January 31, 1961. After travelling 156.5 miles up and 414 miles downrange, the sealed capsule crashes into the Atlantic Ocean and is left floating on its side. Inside the capsule he is still alive; the suit and straps have kept his body intact. Only his nose is bruised. He waits for the helicopter crewmen to find the capsule, three hours later it is hoisted to safety on the recovery ship.
Peering out of the transparent panel, his dark brown eyes gaze at the sky. As the lid is removed, he grins at the commander and offers his hand. No words are exchanged, although there is much to be spoken of: the launch, crushing speeds, weightlessness, 16 minutes in space, re-entry, crash landing. No words are exchanged as the astronaut is a chimpanzee.

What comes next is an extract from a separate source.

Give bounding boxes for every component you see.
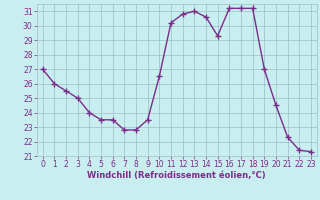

What were the animal realities of Number 65? The African-born chimpanzee (1956–1983) was taken from the wild at a young age. Captured in Cameroon, he was traded and sent to the USA. After spending his infancy captive in Florida, he was bought by the US Air Force. He and dozens of other astrochimp candidates underwent years of forced training at the Holloman Aerospace Medical Center (HAMC). As ‘best of the bunch’, Number 65 was chosen to board the Mercury-Redstone 2 spacecraft to ensure future manned missions would be safe.
With his experience, Astrochimp Number 65 gained the distinction of being the first primate in space, beating the first human, Soviet cosmonaut Yuri Gagarin, by ten weeks.
Renamed ‘HAM’ (an acronym from Holloman Aero Medical) the triumphant chimpanzee became a star. In retirement, the famous ‘American hero’ was ‘pampered’ at the National Zoo in Washington DC, then North Carolina Zoo.
Taken, traded, numbered, trained, tested, chosen, secured, launched, isolated, scared, recovered, named, celebrated. Astrochimp Number 65. An animal experiment. An almost human explorer.